Lisa Weightman has had a change of heart and reluctantly given up on her dream of contesting a record fifth Olympic marathon, with Commonwealth Games champion Jess Stenson to complete a remarkable comeback in Paris.

Weightman, 45, appealed her initial non-selection in the three-strong Australian squad to the National Sports Tribunal (NST) in May.

The NST recommended that Athletics Australia (AA) appoint an independent committee to reconsider their selection.

AA declined to do so after providing documentation as to why Weightman had been overlooked in favour of Sinead Diver, Genevieve Gregson and Stenson.

Countrywoman Izzi Batt-Doyle and Eloise Wellings had also bettered the Olympic qualifying standard.

Weightman had the third fastest Australian time in the qualifying period behind Diver and Gregson.

But the selectors placed great weight in Stenson’s proven big-event pedigree, which includes gold at the 2022 Commonwealth Games.

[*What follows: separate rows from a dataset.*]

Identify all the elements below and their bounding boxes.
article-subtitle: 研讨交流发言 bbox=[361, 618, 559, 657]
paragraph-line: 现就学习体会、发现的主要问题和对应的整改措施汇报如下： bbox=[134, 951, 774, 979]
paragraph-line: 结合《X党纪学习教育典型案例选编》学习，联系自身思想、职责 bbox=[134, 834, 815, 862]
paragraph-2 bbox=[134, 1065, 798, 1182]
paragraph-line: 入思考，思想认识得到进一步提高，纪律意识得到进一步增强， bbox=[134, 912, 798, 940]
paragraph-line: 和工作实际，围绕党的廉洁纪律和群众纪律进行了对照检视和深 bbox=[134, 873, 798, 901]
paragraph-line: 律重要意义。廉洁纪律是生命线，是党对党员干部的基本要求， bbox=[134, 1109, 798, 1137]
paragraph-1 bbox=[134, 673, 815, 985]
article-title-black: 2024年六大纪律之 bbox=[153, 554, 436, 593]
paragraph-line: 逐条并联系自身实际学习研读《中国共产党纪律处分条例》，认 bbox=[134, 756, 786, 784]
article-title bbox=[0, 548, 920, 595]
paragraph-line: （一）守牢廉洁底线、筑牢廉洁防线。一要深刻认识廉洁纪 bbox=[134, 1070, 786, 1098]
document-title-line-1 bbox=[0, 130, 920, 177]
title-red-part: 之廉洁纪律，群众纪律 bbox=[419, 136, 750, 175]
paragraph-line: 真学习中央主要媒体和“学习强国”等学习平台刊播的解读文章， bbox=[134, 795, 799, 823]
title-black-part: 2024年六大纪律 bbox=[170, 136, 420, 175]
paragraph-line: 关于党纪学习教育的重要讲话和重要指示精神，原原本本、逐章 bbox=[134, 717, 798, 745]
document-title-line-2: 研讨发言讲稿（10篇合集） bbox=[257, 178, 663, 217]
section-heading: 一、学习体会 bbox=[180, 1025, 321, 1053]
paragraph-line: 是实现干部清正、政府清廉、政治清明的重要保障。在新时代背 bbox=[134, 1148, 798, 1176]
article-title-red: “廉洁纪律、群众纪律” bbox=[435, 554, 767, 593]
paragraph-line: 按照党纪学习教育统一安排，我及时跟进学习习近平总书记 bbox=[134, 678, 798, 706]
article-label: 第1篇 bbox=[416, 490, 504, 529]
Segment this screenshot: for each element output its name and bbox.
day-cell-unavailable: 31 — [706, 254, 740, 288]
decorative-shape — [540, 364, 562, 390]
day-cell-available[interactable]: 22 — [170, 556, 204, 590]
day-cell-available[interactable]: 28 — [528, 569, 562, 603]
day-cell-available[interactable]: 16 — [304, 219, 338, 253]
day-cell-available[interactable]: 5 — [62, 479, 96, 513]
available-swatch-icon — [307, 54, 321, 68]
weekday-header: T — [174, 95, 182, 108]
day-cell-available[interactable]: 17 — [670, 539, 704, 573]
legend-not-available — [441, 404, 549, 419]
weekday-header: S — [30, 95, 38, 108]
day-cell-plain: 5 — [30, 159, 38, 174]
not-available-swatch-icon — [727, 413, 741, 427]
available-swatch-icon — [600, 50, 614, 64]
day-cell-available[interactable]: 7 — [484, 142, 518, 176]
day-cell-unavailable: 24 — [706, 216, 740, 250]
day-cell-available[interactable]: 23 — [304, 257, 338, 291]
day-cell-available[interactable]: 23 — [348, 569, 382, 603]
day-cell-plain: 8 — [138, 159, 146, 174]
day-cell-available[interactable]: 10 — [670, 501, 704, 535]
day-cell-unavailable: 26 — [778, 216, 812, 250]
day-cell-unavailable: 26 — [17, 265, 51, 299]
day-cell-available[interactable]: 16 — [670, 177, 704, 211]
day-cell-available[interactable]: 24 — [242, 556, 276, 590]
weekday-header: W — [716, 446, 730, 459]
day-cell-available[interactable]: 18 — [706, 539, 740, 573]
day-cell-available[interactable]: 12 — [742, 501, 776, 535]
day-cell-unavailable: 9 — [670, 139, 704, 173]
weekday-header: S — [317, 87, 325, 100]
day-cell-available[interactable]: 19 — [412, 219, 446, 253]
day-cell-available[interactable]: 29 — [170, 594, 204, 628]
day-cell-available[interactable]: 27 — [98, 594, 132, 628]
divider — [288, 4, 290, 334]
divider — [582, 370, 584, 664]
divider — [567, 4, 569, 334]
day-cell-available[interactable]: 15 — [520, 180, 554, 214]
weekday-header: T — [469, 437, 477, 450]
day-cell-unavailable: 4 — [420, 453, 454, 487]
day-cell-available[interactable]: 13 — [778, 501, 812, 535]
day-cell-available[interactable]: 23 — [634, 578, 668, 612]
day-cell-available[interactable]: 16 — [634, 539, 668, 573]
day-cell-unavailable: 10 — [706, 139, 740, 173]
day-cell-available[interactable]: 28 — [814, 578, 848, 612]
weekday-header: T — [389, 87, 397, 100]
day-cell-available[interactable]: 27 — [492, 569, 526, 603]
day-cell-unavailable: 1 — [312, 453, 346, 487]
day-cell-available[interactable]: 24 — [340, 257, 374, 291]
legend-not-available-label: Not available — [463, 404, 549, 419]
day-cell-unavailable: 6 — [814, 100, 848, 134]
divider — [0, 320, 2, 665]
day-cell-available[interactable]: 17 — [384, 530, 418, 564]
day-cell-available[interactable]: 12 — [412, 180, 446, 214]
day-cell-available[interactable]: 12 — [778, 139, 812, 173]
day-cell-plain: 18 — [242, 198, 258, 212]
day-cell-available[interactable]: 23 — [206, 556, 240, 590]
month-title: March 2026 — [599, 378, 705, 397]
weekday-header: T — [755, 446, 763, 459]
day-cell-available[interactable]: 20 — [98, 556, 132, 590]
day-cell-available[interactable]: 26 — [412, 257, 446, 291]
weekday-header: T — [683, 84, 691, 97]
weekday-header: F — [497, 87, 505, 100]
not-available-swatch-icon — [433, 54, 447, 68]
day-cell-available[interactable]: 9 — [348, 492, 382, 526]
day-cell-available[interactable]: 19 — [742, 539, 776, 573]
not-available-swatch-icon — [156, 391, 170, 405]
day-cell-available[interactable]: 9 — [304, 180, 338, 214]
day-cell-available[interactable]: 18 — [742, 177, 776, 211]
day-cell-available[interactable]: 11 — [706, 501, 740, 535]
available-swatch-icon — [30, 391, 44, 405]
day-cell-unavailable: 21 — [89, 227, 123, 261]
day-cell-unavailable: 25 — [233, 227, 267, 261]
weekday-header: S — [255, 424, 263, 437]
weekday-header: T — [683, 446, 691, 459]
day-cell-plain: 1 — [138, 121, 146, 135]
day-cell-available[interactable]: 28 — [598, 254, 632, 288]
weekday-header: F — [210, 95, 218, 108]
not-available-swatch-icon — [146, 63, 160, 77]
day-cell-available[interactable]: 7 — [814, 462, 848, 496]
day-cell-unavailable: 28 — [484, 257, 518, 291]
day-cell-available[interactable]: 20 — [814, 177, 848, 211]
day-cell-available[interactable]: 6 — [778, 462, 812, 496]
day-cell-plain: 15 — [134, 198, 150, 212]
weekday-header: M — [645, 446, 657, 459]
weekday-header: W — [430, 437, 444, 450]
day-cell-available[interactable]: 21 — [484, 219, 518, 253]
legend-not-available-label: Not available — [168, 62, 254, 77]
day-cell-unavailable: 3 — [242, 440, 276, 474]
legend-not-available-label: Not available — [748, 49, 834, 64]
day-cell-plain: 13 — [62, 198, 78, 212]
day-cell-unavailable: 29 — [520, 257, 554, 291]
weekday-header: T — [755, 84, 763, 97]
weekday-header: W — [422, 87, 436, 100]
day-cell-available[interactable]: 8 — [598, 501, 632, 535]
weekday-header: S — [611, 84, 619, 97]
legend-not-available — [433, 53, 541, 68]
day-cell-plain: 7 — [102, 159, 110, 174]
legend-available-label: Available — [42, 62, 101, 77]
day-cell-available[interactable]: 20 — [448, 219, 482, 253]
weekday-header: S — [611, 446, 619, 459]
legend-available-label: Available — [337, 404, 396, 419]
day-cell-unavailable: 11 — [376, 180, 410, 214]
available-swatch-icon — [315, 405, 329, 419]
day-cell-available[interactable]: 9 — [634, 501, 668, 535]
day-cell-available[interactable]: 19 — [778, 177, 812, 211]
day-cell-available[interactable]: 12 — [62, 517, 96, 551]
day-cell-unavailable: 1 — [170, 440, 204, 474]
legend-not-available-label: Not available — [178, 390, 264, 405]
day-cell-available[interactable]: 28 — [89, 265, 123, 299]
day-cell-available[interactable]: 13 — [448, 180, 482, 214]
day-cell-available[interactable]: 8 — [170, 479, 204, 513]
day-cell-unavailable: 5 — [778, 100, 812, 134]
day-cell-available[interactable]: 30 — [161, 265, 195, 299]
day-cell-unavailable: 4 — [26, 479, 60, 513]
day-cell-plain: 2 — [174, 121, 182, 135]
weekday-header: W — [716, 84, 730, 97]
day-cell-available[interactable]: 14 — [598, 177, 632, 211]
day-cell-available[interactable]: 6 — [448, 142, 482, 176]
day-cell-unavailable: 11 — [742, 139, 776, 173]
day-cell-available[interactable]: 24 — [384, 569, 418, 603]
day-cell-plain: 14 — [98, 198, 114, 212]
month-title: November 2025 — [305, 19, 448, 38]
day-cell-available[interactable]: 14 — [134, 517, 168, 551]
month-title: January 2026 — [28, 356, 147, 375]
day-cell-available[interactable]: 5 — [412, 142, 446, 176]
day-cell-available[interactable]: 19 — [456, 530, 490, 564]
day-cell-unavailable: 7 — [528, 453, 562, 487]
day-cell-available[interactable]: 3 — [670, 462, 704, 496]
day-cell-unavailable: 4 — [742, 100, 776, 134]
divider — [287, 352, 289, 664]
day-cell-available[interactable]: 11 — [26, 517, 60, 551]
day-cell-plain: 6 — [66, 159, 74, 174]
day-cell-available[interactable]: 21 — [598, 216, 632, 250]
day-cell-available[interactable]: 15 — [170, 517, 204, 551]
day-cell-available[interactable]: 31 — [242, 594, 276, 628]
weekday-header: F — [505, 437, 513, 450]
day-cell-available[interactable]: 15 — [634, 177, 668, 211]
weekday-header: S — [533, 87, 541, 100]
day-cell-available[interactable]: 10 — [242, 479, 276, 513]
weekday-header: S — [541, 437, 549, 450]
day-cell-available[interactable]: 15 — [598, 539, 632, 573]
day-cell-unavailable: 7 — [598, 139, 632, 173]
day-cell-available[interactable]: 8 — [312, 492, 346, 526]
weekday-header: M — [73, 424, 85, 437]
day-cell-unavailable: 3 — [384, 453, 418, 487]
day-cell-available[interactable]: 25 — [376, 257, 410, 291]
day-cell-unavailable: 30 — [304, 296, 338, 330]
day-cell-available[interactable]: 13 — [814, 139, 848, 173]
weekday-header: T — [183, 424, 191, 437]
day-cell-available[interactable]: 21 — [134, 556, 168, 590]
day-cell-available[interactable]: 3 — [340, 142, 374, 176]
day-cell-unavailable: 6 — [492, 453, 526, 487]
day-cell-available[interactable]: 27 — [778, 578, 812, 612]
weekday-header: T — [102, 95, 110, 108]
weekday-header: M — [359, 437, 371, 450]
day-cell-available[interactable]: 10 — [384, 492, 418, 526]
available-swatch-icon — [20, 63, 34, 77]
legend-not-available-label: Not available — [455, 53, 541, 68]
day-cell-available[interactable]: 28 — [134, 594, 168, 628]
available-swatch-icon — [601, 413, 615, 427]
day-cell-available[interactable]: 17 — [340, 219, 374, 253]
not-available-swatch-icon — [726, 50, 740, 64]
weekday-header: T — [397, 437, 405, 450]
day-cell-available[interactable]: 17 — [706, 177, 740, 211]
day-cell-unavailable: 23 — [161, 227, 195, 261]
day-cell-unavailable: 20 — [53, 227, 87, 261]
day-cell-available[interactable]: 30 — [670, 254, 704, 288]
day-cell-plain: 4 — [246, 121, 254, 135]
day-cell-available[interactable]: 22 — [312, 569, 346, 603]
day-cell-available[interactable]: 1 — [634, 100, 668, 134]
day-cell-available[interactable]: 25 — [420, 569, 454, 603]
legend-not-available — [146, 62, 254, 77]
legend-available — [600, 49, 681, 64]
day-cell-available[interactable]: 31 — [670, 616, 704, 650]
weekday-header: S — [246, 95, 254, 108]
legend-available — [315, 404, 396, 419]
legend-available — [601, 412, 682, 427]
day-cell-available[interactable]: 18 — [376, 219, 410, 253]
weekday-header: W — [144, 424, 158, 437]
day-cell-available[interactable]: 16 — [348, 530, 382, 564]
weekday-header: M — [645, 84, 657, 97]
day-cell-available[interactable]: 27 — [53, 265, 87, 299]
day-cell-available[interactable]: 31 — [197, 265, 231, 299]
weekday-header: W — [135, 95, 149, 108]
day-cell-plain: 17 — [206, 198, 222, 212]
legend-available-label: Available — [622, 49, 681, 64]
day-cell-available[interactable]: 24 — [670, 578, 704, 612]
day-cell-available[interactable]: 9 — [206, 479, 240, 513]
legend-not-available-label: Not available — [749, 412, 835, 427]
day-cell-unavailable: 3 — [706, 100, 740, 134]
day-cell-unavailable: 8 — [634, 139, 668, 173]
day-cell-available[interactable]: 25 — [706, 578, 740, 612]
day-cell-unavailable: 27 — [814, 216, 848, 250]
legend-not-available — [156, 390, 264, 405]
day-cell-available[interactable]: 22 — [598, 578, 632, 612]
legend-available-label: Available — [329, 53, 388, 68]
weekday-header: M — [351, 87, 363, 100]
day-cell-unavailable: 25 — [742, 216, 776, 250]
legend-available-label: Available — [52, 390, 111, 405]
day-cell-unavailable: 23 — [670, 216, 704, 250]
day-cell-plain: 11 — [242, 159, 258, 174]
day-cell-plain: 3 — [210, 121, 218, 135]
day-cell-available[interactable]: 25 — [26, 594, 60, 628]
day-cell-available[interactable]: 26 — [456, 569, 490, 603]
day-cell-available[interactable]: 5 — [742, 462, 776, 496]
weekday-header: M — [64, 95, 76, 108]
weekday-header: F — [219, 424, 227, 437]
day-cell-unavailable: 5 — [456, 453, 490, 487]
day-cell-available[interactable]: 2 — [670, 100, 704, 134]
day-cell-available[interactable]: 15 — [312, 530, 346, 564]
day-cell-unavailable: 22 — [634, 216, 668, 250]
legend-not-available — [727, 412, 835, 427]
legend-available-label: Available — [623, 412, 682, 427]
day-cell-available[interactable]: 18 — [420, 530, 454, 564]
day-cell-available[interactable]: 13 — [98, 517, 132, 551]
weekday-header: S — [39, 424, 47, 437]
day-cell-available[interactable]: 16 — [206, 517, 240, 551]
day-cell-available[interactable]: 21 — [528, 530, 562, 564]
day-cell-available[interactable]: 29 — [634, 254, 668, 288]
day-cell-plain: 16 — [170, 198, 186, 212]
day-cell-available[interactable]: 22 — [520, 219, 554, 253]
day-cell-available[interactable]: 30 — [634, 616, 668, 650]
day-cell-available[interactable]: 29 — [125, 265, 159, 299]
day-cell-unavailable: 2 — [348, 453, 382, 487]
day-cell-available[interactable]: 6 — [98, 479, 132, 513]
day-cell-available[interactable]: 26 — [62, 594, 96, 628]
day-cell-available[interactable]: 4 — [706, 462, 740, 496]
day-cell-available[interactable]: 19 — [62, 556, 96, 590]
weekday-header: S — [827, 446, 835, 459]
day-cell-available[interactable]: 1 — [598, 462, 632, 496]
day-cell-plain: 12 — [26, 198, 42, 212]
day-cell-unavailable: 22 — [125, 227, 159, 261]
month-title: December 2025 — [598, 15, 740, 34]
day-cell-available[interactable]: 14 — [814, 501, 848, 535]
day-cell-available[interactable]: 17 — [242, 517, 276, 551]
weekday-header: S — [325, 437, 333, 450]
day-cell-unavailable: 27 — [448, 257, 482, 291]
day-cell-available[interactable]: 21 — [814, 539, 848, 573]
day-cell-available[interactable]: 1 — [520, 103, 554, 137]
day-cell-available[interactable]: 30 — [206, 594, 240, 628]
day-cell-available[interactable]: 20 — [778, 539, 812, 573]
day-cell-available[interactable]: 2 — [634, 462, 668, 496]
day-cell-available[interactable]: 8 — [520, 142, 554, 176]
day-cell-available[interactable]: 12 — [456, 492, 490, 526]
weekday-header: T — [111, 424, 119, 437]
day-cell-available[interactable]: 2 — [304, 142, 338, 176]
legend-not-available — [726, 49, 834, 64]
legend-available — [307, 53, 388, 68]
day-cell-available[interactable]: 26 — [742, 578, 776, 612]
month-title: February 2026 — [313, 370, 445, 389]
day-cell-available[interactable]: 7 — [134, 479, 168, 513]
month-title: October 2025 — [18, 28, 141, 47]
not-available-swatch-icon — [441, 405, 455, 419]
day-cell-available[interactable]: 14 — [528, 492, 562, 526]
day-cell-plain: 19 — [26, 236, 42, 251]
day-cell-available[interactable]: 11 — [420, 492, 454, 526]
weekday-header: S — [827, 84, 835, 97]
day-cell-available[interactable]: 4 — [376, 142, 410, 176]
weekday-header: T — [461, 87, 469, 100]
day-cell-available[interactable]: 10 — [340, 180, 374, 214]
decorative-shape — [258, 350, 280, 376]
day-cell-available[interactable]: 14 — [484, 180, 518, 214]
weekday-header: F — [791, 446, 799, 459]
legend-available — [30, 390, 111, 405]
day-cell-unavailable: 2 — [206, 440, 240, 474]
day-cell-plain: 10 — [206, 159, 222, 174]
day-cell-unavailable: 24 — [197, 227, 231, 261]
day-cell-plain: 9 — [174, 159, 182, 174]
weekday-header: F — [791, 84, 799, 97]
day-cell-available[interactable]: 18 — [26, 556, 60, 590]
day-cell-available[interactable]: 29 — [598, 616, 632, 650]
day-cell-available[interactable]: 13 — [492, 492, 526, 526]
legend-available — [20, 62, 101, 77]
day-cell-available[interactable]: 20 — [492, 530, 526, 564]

Weightman has finished in the top 35 at the past four Olympics, with a best of 16th at London in 2012.

Five minutes before the 5:10pm (AEST) deadline on Wednesday, Weightman informed AA she was going to make one final appeal to the Court of Arbitration for Sport in Switzerland (CAS).

But several hours later, she did another backflip and decided not to appeal to CAS, due to the high costs and perceived low chance of having the decision overturned in her favour.

“I am of course disappointed by the decision given that I fought hard and fair to gain my qualification time — the third fastest of all Australian women during the qualification period,” Weightman said in a statement.

“However, what I am most disappointed about is AA’s own internal systems and procedures that have allowed this outcome and which, unless corrected, will negatively impact future Australian athletes and their legitimate claims to represent Australia.”

Weightman was bidding to become the first Australian track and field athlete to compete at five Olympics.

Stenson made a triumphant return to elite marathoning in Daegu, South Korea in April, setting a personal best 2:24.01, just six months after the birth of her second child.

In addition to the 2022 Commonwealth title, she has also twice finished in the top 12 in world championships marathons and was 22nd at the Rio Olympics.